Putin is expected to declare them part of Russia later this week.

Cars, vans and buses churned into the parking lot as the afternoon wore on, women cradling babies, children holding pets, local police registering newcomers clustered around their vehicles.

The voting followed a "partial mobilization" that Putin declared on Sept. 21 after a lightning Ukrainian counterstrike reclaimed more than 8,500 square kilometres of the country's northeast taken by Russian forces since their invasion in February.
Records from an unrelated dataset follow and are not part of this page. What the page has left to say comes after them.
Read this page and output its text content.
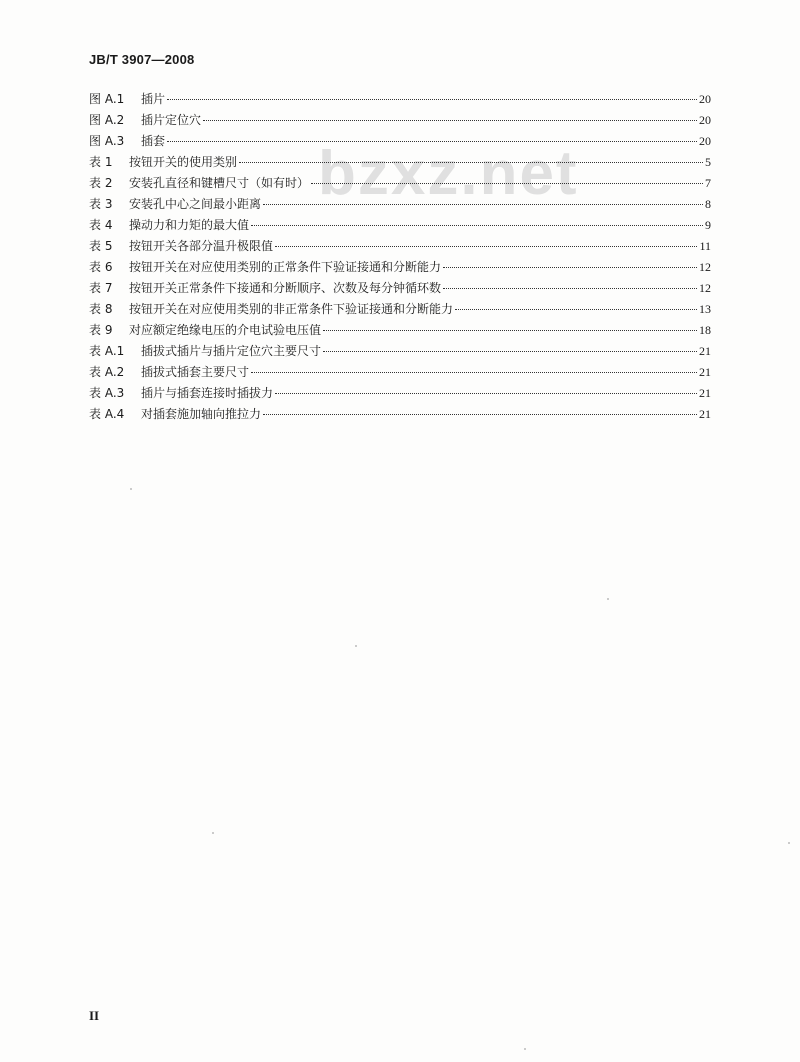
JB/T 3907—2008
bzxz.net
图 A.1 插片	20
图 A.2 插片定位穴	20
图 A.3 插套	20
表 1 按钮开关的使用类别	5
表 2 安装孔直径和键槽尺寸（如有时）	7
表 3 安装孔中心之间最小距离	8
表 4 操动力和力矩的最大值	9
表 5 按钮开关各部分温升极限值	11
表 6 按钮开关在对应使用类别的正常条件下验证接通和分断能力	12
表 7 按钮开关正常条件下接通和分断顺序、次数及每分钟循环数	12
表 8 按钮开关在对应使用类别的非正常条件下验证接通和分断能力	13
表 9 对应额定绝缘电压的介电试验电压值	18
表 A.1 插拔式插片与插片定位穴主要尺寸	21
表 A.2 插拔式插套主要尺寸	21
表 A.3 插片与插套连接时插拔力	21
表 A.4 对插套施加轴向推拉力	21
II
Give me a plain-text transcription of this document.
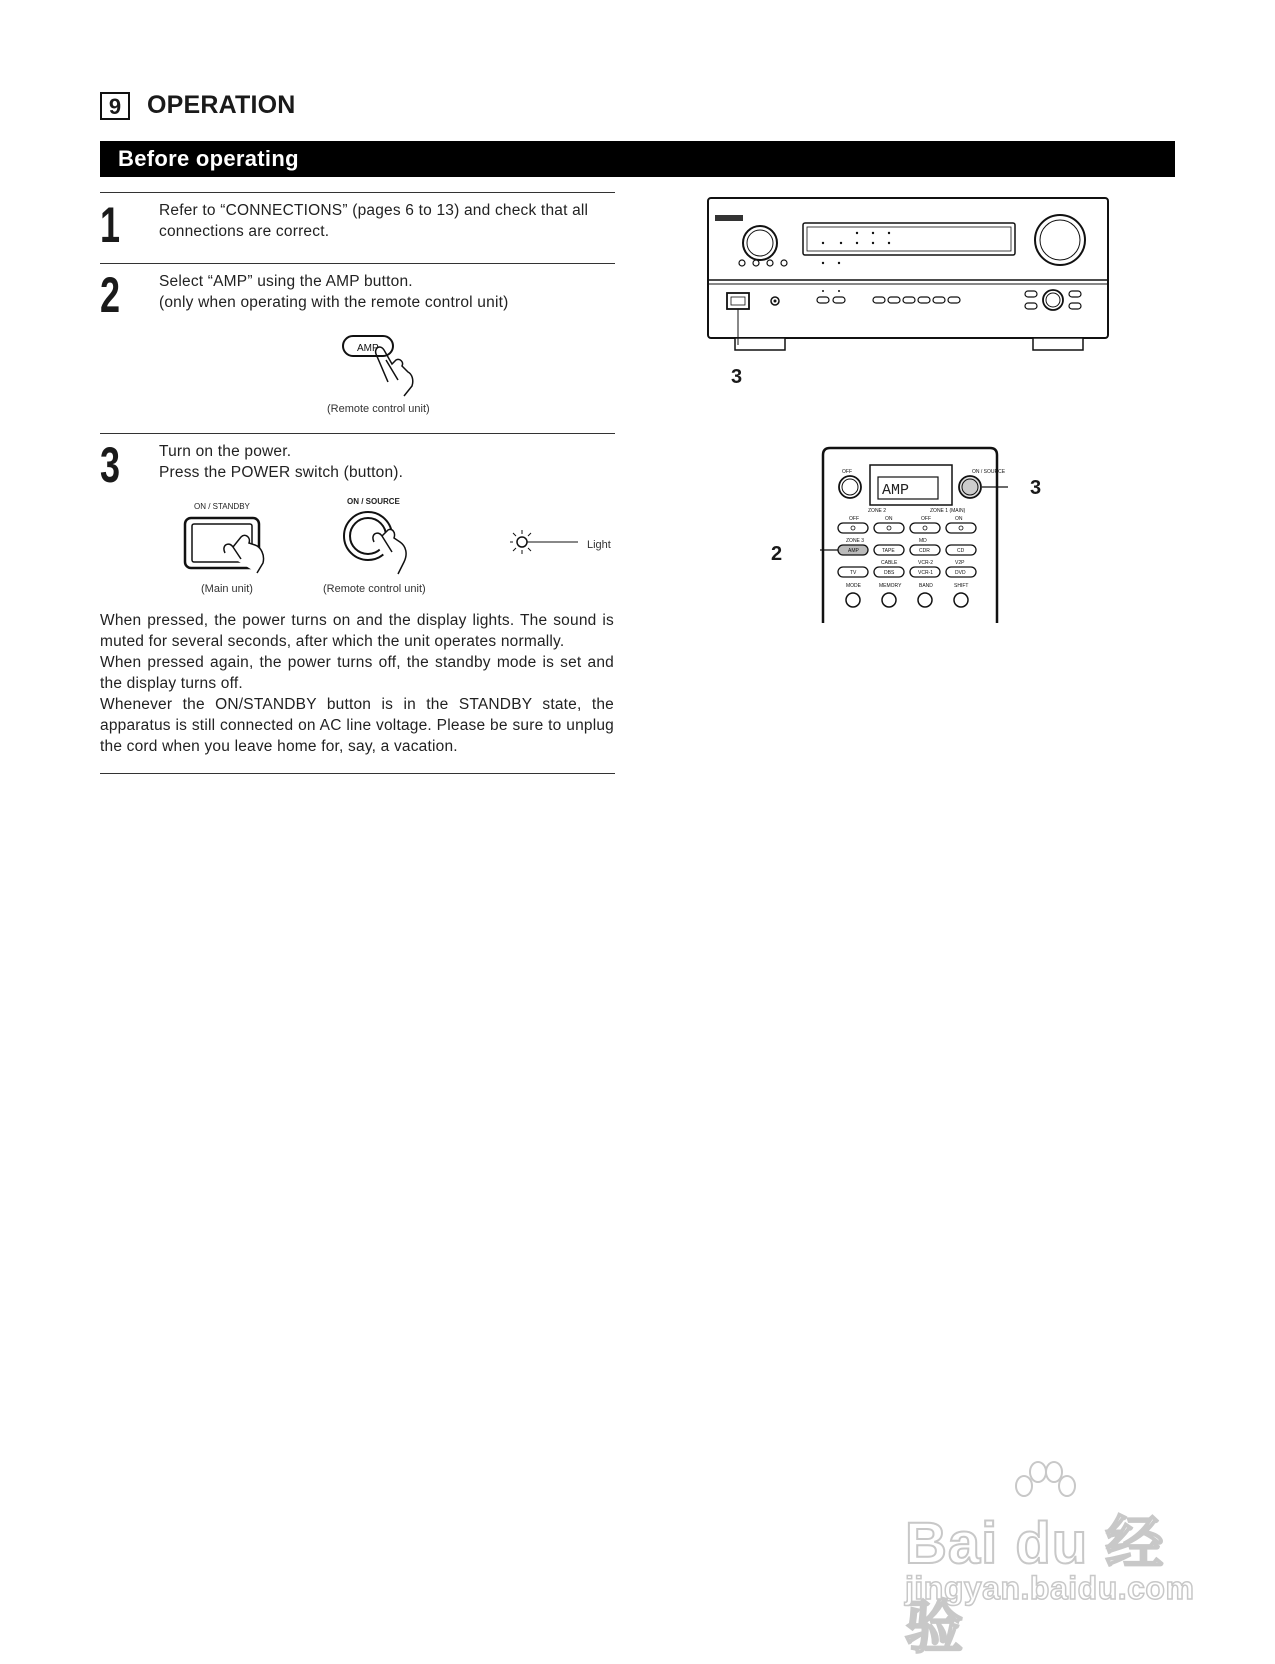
9	OPERATION
Before operating
1	Refer to “CONNECTIONS” (pages 6 to 13) and check that all
connections are correct.
2	Select “AMP” using the AMP button.
(only when operating with the remote control unit)
AMP
(Remote control unit)
3	Turn on the power.
Press the POWER switch (button).
ON / STANDBY
(Main unit)
ON / SOURCE
(Remote control unit)
Light

When pressed, the power turns on and the display lights. The sound is muted for several seconds, after which the unit operates normally.

When pressed again, the power turns off, the standby mode is set and the display turns off.

Whenever the ON/STANDBY button is in the STANDBY state, the apparatus is still connected on AC line voltage. Please be sure to unplug the cord when you leave home for, say, a vacation.

3
AMP
OFF	ON / SOURCE
ZONE 2	ZONE 1 (MAIN)
OFF	ON	OFF	ON
ZONE 3	MD
AMP	TAPE	CDR	CD
CABLE	VCR-2	V2P
TV	DBS	VCR-1	DVD
MODE	MEMORY	BAND	SHIFT
3
2
Bai du 经验
jingyan.baidu.com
Ridwan Ramazov, 30, said he left his village of Novo Alekseyeva in Kherson province on Saturday with his wife and two infant children, but was barred from driving to Ukrainian-held Zaporizhzhia until Tuesday.

Not only did guards allow them through, he said, but they showed sympathy for his five-month-old son by escorting the family to the front of an "enormous" line of waiting vehicles.

Locals in Zaporizhzhia city, the capital of the province, said Russian forces had fired missiles on the city on Tuesday even before the referendums had ended.

One projectile dug a massive crater next to the Zaporizhzhia Sich restaurant, said its owner Sergiy, who did not give a surname. The restaurant is on Khortytsia, a huge island in the Dnipro River famed for its derelict Cossack fortress.

The missile severed power lines and trees, smashed windows, and flung from the restaurant's walls photographs of famous Ukrainian, Russian, and Soviet personalities who dined there, Sergiy said.

He said he removed a picture of Putin after the Russian leader seized Crimea in 2014.

Another missile crashed into the rear of the Sunrise Hotel, a hotel, restaurant, and spa in a leafy park in downtown Zaporizhzhia, the second time it was hit in four days, said one of its owners, Vitali, 59, who declined to give his last name.

"It's empty. There was only a security man inside," he said, adding that there were no casualties on Tuesday and one dead and four injured in Saturday's strike.

Russia denies targeting civilians in what it calls a "special military operation" to demilitarise Ukraine.

The hotel's mascot, a dog named Stepa, survived both attacks, said Dmitri Kolobova, who was helping clear rubble.

"He's a rocket-proof dog," Kolobova chuckled as Stepa pranced nearby, wagging his tail.